Here in New England, Polar isn’t the only company driving sales. Poland Spring comes from Maine, SpikedSeltzer is in Connecticut, and Adirondack has a plant in Worcester. There’s also the relative newcomer on the block: Spindrift, a Waltham-based company that uses real fruits and vegetables in its products.

“People are looking for the mouth sensation that comes with bubbles that they remember from being a kid and growing up around soda, but they don’t want any of the garbage that also comes along with it,” says Spindrift founder and CEO Bill Creelman. “It’s water with personality.”

But seltzer isn’t just a healthy choice; it’s a bonafide trend. As of this writing, 78,934 Instagram posts have been tagged with #LaCroix, and Crowley says “people carry around [Polar’s] one liter, and it’s kind of a lifestyle statement.”

Indeed, America’s relatively newfound interest in sparkling water may have less to do with bubbly beverages than it does with a shifting relationship with food, and the emergence of an era when Sweetgreen is cooler than McDonald’s. With soda sales falling to a 30-year low and healthy everything in vogue, seltzer may be a proxy for a new emphasis on label reading and shopping smart, on clean eating and nutritious living. As the public grows more concerned with what it’s consuming, seltzer is something of a unicorn: a fun, flavorful product that’s free of just about everything bad.

“The trend is the shift of people starting to read labels,” Crowley says, though she notes that Polar has been churning out seltzer for more than a century. “People are moving to products they trust, and we’ve been here so long building that trust.”

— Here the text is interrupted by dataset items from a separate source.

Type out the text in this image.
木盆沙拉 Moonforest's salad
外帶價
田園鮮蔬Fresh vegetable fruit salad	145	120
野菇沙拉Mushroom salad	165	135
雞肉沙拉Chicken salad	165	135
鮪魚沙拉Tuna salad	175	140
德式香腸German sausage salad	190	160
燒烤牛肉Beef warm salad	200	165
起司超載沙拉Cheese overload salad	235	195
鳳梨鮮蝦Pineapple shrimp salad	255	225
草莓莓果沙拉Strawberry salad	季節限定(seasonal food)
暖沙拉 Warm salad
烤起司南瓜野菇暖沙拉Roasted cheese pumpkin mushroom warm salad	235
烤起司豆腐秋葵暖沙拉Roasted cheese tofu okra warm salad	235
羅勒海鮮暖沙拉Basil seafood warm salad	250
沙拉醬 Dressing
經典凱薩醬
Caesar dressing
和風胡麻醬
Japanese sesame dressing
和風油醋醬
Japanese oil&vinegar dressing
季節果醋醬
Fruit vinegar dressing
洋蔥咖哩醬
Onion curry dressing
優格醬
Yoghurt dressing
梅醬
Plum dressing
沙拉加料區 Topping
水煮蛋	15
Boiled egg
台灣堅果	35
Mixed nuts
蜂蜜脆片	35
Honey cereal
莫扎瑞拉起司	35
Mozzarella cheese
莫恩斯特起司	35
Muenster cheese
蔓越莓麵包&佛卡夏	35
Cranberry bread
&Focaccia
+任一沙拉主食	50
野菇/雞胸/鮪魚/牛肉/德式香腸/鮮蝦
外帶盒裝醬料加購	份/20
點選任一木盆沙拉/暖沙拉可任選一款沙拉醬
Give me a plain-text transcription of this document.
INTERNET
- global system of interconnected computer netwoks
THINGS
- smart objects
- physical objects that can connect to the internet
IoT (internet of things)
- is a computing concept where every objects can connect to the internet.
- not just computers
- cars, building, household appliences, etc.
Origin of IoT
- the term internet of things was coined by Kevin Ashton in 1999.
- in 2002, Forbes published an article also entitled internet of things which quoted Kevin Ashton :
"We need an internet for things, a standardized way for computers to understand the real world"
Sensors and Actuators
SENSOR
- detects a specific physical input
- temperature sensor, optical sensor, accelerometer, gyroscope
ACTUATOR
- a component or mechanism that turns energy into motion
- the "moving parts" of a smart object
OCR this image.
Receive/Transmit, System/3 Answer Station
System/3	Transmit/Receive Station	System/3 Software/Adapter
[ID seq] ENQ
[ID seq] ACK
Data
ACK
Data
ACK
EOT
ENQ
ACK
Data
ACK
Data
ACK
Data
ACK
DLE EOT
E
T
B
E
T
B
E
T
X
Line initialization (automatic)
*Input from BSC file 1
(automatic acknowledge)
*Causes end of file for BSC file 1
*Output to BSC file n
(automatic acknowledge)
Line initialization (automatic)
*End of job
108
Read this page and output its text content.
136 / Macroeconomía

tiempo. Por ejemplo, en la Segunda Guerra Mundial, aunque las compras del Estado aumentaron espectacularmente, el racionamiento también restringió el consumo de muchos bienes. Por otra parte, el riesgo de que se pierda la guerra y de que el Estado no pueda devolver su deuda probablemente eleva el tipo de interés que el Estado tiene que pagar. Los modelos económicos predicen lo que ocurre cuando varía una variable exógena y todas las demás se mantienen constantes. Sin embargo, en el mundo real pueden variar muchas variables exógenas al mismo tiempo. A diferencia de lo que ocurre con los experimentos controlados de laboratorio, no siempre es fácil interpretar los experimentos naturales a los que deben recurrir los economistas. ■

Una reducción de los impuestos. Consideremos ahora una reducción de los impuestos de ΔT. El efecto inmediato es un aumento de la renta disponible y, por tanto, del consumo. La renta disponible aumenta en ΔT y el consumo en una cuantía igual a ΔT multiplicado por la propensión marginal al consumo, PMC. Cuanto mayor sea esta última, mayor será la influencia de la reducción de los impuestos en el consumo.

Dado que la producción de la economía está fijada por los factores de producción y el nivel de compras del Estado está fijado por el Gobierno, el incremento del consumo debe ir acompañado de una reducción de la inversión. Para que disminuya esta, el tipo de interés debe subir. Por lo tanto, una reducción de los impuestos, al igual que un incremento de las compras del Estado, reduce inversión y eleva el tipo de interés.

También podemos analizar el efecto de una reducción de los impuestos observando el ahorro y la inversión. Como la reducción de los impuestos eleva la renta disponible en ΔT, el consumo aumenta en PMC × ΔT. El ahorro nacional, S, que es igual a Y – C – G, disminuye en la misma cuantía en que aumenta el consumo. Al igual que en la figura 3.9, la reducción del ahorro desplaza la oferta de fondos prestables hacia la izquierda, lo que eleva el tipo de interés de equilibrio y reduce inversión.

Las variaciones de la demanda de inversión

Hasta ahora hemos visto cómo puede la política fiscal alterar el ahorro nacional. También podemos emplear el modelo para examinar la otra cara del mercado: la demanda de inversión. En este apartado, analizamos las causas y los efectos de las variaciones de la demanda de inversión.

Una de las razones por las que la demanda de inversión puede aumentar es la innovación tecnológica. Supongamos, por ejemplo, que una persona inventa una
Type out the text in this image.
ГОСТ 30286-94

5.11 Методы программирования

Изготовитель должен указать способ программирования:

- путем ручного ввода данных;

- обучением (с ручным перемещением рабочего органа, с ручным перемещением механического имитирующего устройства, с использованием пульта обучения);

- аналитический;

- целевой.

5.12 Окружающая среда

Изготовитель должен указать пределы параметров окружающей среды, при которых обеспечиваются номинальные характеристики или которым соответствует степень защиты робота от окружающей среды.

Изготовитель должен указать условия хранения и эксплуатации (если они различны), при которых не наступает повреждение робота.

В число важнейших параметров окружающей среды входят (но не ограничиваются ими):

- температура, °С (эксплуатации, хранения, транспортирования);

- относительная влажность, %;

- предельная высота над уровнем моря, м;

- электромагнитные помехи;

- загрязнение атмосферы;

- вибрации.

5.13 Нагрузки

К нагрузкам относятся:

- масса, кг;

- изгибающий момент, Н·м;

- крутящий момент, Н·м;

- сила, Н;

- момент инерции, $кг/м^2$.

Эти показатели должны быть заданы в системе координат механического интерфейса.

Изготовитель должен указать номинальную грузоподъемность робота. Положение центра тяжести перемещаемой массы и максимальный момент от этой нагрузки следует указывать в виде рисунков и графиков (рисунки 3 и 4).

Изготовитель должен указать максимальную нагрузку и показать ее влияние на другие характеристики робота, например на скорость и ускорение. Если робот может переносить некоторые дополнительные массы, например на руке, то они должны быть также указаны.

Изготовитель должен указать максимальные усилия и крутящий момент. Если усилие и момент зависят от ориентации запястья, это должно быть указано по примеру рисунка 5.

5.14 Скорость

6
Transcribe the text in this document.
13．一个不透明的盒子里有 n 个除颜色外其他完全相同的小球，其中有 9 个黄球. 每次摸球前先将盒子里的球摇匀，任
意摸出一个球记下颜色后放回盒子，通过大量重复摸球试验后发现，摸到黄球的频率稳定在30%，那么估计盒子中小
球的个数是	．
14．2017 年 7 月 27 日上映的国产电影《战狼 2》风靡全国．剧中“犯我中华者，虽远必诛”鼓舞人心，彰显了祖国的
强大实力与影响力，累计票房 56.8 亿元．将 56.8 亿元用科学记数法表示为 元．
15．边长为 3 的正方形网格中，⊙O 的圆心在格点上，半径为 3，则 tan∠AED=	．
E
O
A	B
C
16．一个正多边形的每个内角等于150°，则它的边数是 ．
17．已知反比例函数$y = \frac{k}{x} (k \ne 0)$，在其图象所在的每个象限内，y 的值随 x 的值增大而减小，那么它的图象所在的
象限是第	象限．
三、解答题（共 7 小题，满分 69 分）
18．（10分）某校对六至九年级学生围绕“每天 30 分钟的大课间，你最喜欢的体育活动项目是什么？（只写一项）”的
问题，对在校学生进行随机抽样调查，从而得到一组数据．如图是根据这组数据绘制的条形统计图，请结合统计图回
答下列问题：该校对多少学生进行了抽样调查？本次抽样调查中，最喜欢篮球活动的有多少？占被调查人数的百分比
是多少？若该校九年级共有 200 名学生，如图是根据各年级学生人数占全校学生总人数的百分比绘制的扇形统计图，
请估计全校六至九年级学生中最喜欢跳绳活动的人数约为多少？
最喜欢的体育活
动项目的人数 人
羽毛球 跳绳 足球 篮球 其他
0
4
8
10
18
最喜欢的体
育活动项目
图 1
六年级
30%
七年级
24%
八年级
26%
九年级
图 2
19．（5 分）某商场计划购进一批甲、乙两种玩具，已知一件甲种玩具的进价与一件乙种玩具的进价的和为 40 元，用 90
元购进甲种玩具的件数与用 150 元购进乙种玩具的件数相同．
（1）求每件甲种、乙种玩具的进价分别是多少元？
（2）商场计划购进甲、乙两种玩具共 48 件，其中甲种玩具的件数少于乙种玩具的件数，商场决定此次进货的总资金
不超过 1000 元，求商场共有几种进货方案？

It wasn’t always an easy sell for everybody, though. When Creelman started his company six years ago, he says customers weren’t “really ready for a sparkling water with real ingredients,” leading Spindrift to push a lightly sweetened beverage instead. Only recently, he says, has demand grown for the more austere flavors the brand now puts out.

“Understanding has grown a lot. People are playing much closer to attention to what’s on the back of the bottle or the can,” he says. “They like the transparency that comes along with the sparkling water category.”

Dietitian Lainey Younkin agrees, noting that seltzer is clear proof of consumers making healthier choices. “We know that the purchase and consumption of soda has actually decreased in the last couple years, and the purchase of bottled water has gone up,” she says. “I think it’s correlated [with people wanting to be healthier].”

Bubbly water is an easy example—soda sales go down, water sales go up, ergo American preferences must be changing—but Younkin says the shift is there, perhaps more subtly, across the board. For proof, she points to the rise of healthy fast casual chains, more nutritious dishes in restaurants, and the public’s willingness to embrace foods such as quinoa.

“I like to think that people are eating more fruits and vegetables than we used to,” she adds, “which makes me happy.”

Creelman, of Spindrift, says those new habits aren’t going anywhere, either. As people understand more about nutrition, he says, society will only continue further down its path to food righteousness—and full-blown seltzer addiction.

“I don’t think people are going to go back to drinking 150-calorie Cokes again. The diet products, the fake sweetener, I also don’t think those are going to come roaring back as a trend,” he says. “Really, where that leaves you is this unsweetened world.”